Suddenly it clicked. A Novgorod. In all the course materials, as closely as the travels and transformations have skirted the Russian empire (the actual Silk Road, of course, ran through Central Asian territory which Russia always sought to control), Russia has always been left out of the exchanges. Although participating in a world culture from earliest times, drawing culture from Byzantium and government from the Vikings, then inspiration from the Western European Enlightenment, then competition from the capitalist rivals of the 20th century, Russia has always been somewhat isolated. This is probably as practical (the country is vast and difficult to travel) as it is ideological: from Orthodoxy to Communism, there has always been a line drawn in the intellectual sand. Here, though, Calvino is reaching out to the far-flung cities of the world, and he includes Novgorod, one of the most ancient Slavic cities and the first capital of the people of Rus. Cuzco and Novgorod might be left out of Marco Polo’s itinerary, but intellectually they exist as equals with the myriad other cities mentioned in Calvino’s book.

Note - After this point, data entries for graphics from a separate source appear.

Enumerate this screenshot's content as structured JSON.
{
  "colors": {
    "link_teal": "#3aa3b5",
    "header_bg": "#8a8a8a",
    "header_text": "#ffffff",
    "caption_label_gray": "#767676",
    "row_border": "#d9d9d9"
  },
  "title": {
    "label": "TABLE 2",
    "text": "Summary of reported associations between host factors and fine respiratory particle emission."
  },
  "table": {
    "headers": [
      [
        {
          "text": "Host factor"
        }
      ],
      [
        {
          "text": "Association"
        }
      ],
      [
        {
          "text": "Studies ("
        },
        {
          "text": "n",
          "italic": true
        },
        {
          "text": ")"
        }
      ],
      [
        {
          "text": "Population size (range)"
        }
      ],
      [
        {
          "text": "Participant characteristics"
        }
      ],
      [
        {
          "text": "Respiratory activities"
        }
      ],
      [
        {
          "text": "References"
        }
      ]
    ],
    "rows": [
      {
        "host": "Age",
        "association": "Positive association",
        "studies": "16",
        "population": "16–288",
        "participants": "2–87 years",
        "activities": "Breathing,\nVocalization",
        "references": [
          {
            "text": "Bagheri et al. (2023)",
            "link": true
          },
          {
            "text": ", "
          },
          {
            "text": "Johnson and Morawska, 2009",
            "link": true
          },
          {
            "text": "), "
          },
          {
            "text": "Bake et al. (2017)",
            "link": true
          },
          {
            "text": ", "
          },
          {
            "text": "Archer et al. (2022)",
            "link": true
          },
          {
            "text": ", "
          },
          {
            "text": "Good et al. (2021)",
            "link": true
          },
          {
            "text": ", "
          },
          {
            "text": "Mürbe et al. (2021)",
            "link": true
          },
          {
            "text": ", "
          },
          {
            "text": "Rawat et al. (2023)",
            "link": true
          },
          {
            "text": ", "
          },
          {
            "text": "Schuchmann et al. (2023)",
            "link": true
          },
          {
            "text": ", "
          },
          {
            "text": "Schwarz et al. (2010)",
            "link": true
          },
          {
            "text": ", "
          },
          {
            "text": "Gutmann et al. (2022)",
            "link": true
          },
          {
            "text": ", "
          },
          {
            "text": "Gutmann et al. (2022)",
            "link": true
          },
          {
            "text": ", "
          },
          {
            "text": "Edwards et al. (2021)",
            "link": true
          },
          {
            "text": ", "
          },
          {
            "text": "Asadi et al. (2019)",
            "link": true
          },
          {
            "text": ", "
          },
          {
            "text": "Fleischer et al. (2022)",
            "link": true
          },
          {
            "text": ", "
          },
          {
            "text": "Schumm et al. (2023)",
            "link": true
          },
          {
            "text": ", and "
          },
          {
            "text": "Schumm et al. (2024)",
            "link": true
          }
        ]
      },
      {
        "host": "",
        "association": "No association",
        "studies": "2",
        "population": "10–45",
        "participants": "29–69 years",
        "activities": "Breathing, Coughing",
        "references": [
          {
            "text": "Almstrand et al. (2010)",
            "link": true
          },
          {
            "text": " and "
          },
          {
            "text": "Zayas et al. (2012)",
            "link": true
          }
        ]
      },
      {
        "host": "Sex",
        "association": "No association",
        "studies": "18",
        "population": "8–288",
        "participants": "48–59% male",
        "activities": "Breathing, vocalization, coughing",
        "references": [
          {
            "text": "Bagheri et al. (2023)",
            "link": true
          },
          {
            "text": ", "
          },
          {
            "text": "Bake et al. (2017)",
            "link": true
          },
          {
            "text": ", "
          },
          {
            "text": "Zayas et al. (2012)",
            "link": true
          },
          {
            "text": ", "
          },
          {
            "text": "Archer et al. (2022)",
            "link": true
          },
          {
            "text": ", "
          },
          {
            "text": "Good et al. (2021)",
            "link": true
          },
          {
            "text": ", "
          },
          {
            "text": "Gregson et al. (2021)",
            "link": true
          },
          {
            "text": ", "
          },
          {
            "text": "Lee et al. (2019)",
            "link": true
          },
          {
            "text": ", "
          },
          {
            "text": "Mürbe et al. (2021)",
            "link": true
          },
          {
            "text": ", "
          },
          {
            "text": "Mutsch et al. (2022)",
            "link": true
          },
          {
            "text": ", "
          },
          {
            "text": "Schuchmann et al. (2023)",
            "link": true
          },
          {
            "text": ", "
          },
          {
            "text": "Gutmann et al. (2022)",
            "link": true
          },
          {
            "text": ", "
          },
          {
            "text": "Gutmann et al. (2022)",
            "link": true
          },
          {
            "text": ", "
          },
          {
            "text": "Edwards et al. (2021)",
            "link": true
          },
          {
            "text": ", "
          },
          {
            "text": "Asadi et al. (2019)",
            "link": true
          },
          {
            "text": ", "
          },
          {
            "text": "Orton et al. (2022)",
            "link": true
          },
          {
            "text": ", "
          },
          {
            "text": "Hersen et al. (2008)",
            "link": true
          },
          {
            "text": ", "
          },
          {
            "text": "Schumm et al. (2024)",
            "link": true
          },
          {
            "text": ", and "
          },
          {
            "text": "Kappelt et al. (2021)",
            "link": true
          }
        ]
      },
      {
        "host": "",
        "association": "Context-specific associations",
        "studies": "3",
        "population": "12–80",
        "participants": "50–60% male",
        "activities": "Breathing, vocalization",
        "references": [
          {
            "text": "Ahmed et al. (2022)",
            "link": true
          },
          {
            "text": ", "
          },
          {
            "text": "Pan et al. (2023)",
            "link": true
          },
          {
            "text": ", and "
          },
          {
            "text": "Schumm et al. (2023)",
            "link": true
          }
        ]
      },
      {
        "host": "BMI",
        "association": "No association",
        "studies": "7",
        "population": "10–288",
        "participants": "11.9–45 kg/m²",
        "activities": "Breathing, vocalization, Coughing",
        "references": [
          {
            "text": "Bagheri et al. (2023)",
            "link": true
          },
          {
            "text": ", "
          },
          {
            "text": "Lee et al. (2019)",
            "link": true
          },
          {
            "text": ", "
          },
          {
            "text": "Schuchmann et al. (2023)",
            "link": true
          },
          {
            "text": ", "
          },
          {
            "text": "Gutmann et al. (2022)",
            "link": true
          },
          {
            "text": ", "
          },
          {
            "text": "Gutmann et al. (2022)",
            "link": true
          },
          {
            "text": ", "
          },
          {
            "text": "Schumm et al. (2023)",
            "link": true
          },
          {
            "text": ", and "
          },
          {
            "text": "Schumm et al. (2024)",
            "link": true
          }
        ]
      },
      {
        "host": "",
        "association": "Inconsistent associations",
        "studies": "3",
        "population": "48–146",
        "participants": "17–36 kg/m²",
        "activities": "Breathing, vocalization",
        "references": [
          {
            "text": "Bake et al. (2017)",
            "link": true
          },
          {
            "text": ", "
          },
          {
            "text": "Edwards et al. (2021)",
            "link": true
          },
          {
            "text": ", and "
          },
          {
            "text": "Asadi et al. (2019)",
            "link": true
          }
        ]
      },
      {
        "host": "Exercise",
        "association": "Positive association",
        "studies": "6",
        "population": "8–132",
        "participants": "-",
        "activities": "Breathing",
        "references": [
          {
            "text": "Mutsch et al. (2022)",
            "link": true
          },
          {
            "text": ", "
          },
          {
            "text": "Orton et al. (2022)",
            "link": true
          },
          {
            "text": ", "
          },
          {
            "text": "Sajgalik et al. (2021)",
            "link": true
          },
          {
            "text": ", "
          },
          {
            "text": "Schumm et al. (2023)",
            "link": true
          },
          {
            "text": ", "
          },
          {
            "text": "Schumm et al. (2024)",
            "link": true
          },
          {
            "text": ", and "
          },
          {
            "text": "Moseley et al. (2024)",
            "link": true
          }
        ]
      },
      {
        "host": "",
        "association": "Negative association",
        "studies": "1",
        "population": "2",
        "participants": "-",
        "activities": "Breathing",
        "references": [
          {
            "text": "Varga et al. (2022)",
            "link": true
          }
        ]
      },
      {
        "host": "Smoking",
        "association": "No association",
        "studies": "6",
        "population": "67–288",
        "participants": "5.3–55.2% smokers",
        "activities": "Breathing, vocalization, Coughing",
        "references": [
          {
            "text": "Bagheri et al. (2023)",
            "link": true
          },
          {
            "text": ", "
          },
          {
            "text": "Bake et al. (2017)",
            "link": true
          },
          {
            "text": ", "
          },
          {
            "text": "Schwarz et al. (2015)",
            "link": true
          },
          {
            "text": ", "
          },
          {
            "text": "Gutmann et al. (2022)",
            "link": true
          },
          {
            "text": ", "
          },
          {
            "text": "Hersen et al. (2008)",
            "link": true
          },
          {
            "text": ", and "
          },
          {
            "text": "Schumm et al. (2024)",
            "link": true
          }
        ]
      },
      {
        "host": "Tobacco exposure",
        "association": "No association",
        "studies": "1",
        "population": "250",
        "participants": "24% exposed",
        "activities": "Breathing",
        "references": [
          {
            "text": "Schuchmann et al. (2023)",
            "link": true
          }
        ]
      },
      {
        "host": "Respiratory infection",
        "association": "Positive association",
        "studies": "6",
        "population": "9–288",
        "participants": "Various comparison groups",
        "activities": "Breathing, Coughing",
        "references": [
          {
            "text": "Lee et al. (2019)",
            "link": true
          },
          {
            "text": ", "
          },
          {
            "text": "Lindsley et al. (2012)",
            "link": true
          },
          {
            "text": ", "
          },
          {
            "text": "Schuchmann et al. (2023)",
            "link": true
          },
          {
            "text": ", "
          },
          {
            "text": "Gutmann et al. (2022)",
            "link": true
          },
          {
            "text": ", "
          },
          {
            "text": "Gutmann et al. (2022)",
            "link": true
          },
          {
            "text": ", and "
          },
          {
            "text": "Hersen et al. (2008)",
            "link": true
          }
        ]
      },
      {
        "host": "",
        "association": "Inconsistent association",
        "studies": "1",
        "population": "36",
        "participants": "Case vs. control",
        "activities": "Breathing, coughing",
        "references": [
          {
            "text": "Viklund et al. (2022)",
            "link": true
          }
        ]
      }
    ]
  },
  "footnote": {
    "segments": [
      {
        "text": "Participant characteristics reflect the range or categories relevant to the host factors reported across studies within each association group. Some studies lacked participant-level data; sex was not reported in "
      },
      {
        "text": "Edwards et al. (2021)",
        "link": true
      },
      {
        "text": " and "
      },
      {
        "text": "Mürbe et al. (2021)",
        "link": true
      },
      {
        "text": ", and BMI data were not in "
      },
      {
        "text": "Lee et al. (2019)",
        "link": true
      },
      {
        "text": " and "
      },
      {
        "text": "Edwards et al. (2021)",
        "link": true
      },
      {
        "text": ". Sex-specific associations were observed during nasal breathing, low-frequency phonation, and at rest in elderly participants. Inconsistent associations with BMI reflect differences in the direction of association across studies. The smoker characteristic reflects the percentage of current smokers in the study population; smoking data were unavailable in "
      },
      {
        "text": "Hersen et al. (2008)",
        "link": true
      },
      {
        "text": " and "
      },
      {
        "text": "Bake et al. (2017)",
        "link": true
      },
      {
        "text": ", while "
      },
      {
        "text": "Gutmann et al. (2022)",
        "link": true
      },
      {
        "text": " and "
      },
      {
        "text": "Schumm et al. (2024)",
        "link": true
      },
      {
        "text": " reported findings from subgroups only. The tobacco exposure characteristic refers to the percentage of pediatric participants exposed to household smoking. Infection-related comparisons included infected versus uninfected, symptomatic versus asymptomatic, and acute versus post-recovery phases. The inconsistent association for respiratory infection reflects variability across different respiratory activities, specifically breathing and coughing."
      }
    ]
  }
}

Once I had selected the last section of the book to translate, I set about my task. The florid language with its many descriptive clauses at once presented a challenge. While Calvino’s vocabulary itself is fairly straightforward–I did have to find out the Russian words for things like stevedores and ocean beds, etc.–the way the sentences are arranged can create a fair amount of confusion if one translates them word for word and comma for comma. Since Russian generally requires more commas than English anyway, I decided that although I would try to preserve the language fairly literally, I would take some license with punctuation and in some cases put periods where the original text had used commas. There were a few times when I preserved a simile very literally because although it sounded a little strange in Russian, it was rather unusual in English as well: the city of York’s “bristling with towers” is one such instance.

There are always times in translation where one is able to place something known for another reason into the whole. Sometimes this means placing the familiar into a new context. For instance, the unhappy city of Raissa is an ironic homonym for the Russian female name Раиса, which is based on the pan-Slavic word for paradise, рай (rai or raj). Yet with every translation, I learn many new things about the Russian language. In this case, I learned many proper names, particularly the not-quite-intuitive Russian name for Kubla Khan, Khubilai. I also verified from a friend that one can speak of an atlas (the book, not the titan) without having to specify that it is a “geograficheskii” atlas. The word “atlas” (referring to both the book and the titan) is a cognate, by the way.

Every translation is an interpretation, it is true; yet every translation is also a new creation. There were certain phrases which, from an auditory standpoint, I think came out much more beautifully in Russian than they did in English. I do not speak Italian so I cannot comment on how Russian compares to the original original language of the text. Though I do have a friend who speaks both Russian and Italian, who tells me that the two languages have quite a few points of juncture which English does not share. I suspect that Russian, with its heavy borrowings from another Romance language, French, shares some cognates with Italian, particularly when it comes to the consumer goods that Russia was always hungry to import from Europe. Perhaps that is why a lackluster phrase in the English translation, such as “crowded with multitudes in clothing never seen before, all in eggplant-colored barracans, for example, or with turkey feathers on their turbans…” becomes poetry in Russian. In transliteration, the line goes, “prepolnennaya mnozhestvami v odezhde nikogda vidimoi prezhde, vsey v tsvetnom baklazhanom barakanye, naprimer, ili c peryami indeiki na ikh turbanakh…” There is a great deal of alliteration and assonance in this particular story in particular, the story of the city Laudomia. The poetic aspect of the translation convinces me that this alternate journey connecting Venice to Novgorod was ultimately a success.